A las diminutas bailarinas, que viven en una de las favelas más violentas de Río de Janeiro, el ballet les ha dado la oportunidad de soñar. Su escuela cierra a menudo por culpa de los tiroteos entre los narcotraficantes y la policía. La chica del cumpleaños viene del otro lado del mundo, pero también sabe de pistolas: sobrevivió a un ataque armado contra su autobús escolar, del que le quedó como secuela una mueca en la sonrisa, fruto del daño a un nervio facial. La estudiante más famosa del mundo, Malala Yousafzai, se ha convertido en una mujer adulta que usa brillo de labios y zapatos de tacón.
Ser Malala hoy día es un trabajo a tiempo completo en el que colaboran varias personas. Además de su entregado padre, Ziauddin, la acompañan un séquito de guardaespaldas, una feroz relaciones públicas que antes trabajó para Brad Pitt y hasta un trío de influencers. Aunque el equipo intenta mantener en secreto su agenda, el día anterior al espectáculo de ballet fue acosada por una muchedumbre. Es tan famosa como Pelé o Bono, de U2, y la conocen simplemente por su nombre propio: Malala.
Han pasado cinco años y medio desde el atentado. Ha finalizado su primer curso en la Universidad de Oxford y entre sus amistades figuran, además de los estudiantes con los que comparte pasillo, Tim Cook, consejero delegado de Apple —que la describe como “su alma gemela”—; la directora financiera de Facebook Sheryl Sandberg, y las actrices Emma Watson y Emily Blunt. Además, el cofundador de Airbnb, Joe Gebbia, le echó una mano con su web.
Malala está en Brasil porque cada año, por su cumpleaños, realiza un viaje con su fundación para continuar con su campaña por el derecho de las niñas a recibir una educación. En años anteriores visitó los campos de refugiados sirios de Jordania; el norte de Nigeria, donde la secta Boko Haram secuestró a las niñas de Chibok; y el gigantesco campo de refugiados de Dadaab, en Kenia.
¿Por qué ha elegido esta vez Brasil, la novena economía del mundo, un país que no está en guerra ni sufre atentados y que proyecta una imagen de playas idílicas llenas de chicas en tanga? Malala contrasta esa visión idealizada con otra realidad: más de un millón y medio de chicas no puede ir a la escuela porque son v íctimas del racismo, la pobreza, los matrimonios infantiles y una violencia rampante (60.000 homicidios en 2017).
La mayoría de esas niñas son de ascendencia africana o indígena, que es con quienes se ceba la discriminación. De hecho, la mayoría de la gente piensa que los indígenas de Brasil viven en el Amazonas, cuando la verdad es que 60.000 de ellos viven en las provincias de la costa nororiental, a menudo en condiciones miserables.

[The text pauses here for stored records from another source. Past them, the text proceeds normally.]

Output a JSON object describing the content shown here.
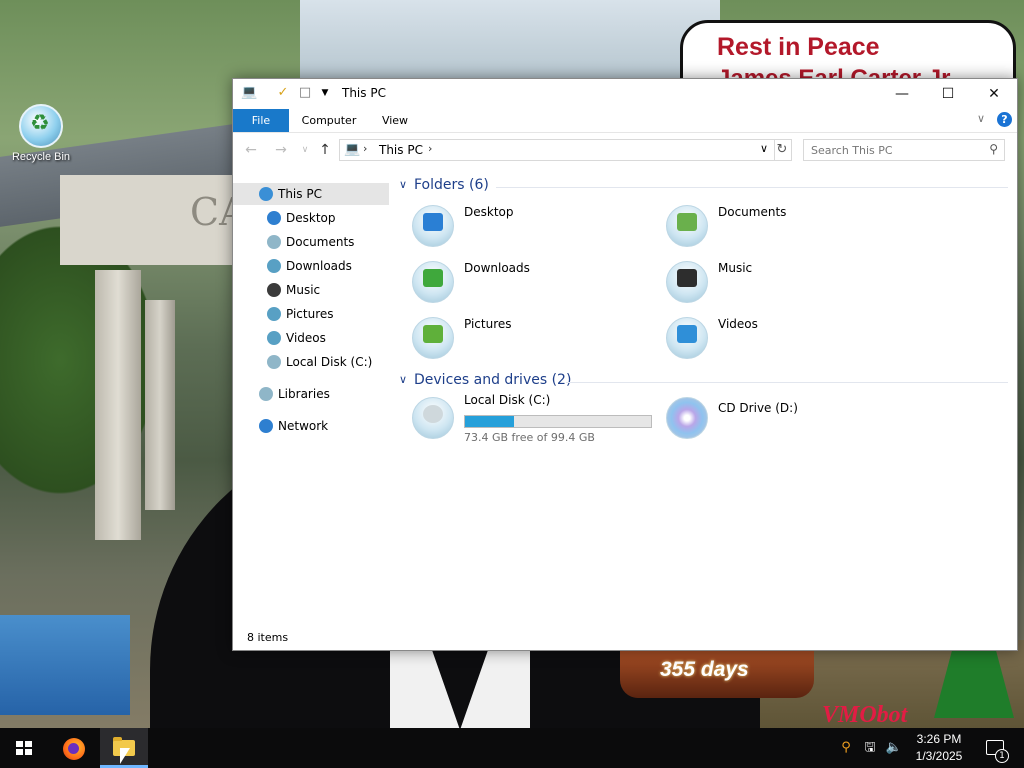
{
  "desktop": {
    "banner_line1": "Rest in Peace",
    "banner_line2": "James Earl Carter Jr.",
    "building_text": "CA",
    "recycle_bin_label": "Recycle Bin",
    "globe_text": "355 days",
    "logo_text": "VMObot"
  },
  "window": {
    "title": "This PC",
    "quick_access": [
      "properties-icon",
      "new-folder-icon",
      "customize-dropdown"
    ],
    "controls": {
      "minimize": "—",
      "maximize": "☐",
      "close": "✕"
    },
    "ribbon_tabs": [
      "File",
      "Computer",
      "View"
    ],
    "help": "?",
    "address": {
      "crumb": "This PC",
      "separator": "›"
    },
    "search_placeholder": "Search This PC",
    "nav_pane": [
      {
        "label": "This PC",
        "icon": "this-pc-icon",
        "selected": true,
        "color": "#3a8fd6"
      },
      {
        "label": "Desktop",
        "icon": "desktop-icon",
        "color": "#2e7fd0"
      },
      {
        "label": "Documents",
        "icon": "documents-icon",
        "color": "#8fb6c8"
      },
      {
        "label": "Downloads",
        "icon": "downloads-icon",
        "color": "#58a0c4"
      },
      {
        "label": "Music",
        "icon": "music-icon",
        "color": "#3b3b3b"
      },
      {
        "label": "Pictures",
        "icon": "pictures-icon",
        "color": "#58a0c4"
      },
      {
        "label": "Videos",
        "icon": "videos-icon",
        "color": "#58a0c4"
      },
      {
        "label": "Local Disk (C:)",
        "icon": "local-disk-icon",
        "color": "#8fb6c8"
      },
      {
        "label": "Libraries",
        "icon": "libraries-icon",
        "color": "#8fb6c8"
      },
      {
        "label": "Network",
        "icon": "network-icon",
        "color": "#2e7fd0"
      }
    ],
    "folders_header": "Folders (6)",
    "folders": [
      {
        "label": "Desktop",
        "icon": "desktop-folder-icon",
        "color": "#2a7fd4"
      },
      {
        "label": "Documents",
        "icon": "documents-folder-icon",
        "color": "#6ab04c"
      },
      {
        "label": "Downloads",
        "icon": "downloads-folder-icon",
        "color": "#3fa83c"
      },
      {
        "label": "Music",
        "icon": "music-folder-icon",
        "color": "#2d2d2d"
      },
      {
        "label": "Pictures",
        "icon": "pictures-folder-icon",
        "color": "#5fb03a"
      },
      {
        "label": "Videos",
        "icon": "videos-folder-icon",
        "color": "#2f8fd8"
      }
    ],
    "drives_header": "Devices and drives (2)",
    "drives": [
      {
        "label": "Local Disk (C:)",
        "free_text": "73.4 GB free of 99.4 GB",
        "used_fraction": 0.262,
        "icon": "local-disk-icon"
      },
      {
        "label": "CD Drive (D:)",
        "icon": "cd-drive-icon"
      }
    ],
    "status_text": "8 items"
  },
  "taskbar": {
    "time": "3:26 PM",
    "date": "1/3/2025",
    "notification_count": "1",
    "apps": [
      "start-button",
      "firefox",
      "file-explorer"
    ],
    "tray": [
      "search-tray-icon",
      "network-icon",
      "volume-muted-icon"
    ]
  },
  "colors": {
    "accent": "#1979ca",
    "drive_bar": "#26a0da",
    "group_header": "#1e3f8a",
    "taskbar": "#0b0b0c"
  }
}
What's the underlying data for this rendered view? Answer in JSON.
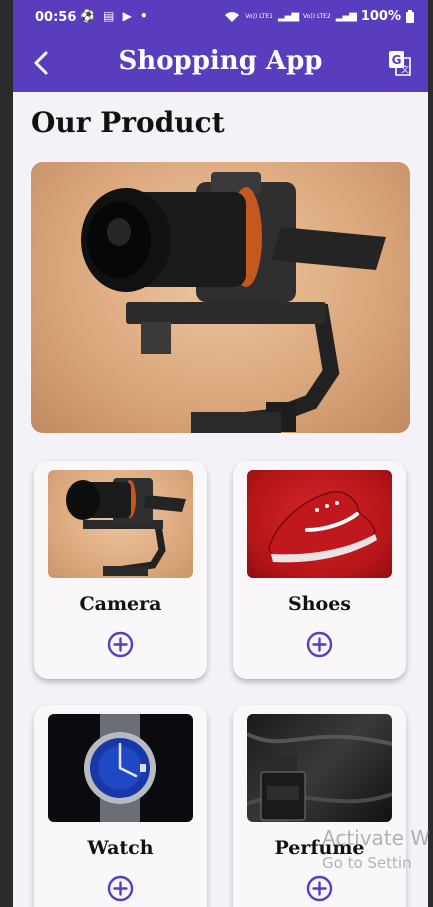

“Para nosotras, las chicas indígenas, es difícil recibir una educación”, denuncia Itocovoti, de 17 años, de la tribu Pataxo Ha-Ha-Hae, que hoy lleva un tocado de plumas azules. Es la única indígena de su escuela. “Voy a un colegio de blancos, en una ciudad de blancos, y me encuentro con muchos prejuicios, porque los otros alumnos y algunos profesores creen que la escuela es solo para ellos. Me miran las pinturas del rostro y las plumas del cabello y se burlan de mí”. Pero insiste en que eso no le impedirá cumplir su sueño de estudiar Biomedicina.
Es invierno aquí, y a la mañana siguiente una fina lluvia gris cubre la playa de Copacabana. Pero el sol nunca se hace esperar demasiado en Brasil. En una carretera sinuosa, camino a Tavares Bastos, una de las favelas de las colinas de Río, sale el sol. Entre las chabolas de hormigón avistamos paredes pintadas con murales, incluyendo uno de Malala de color rosa (su color favorito). Al final de la cuesta nos espera Panmela Castro, una artista de 37 años conocida como la Reina del Grafiti. Anoche pasó cuatro horas pintando el mural de Malala bajo la lluvia.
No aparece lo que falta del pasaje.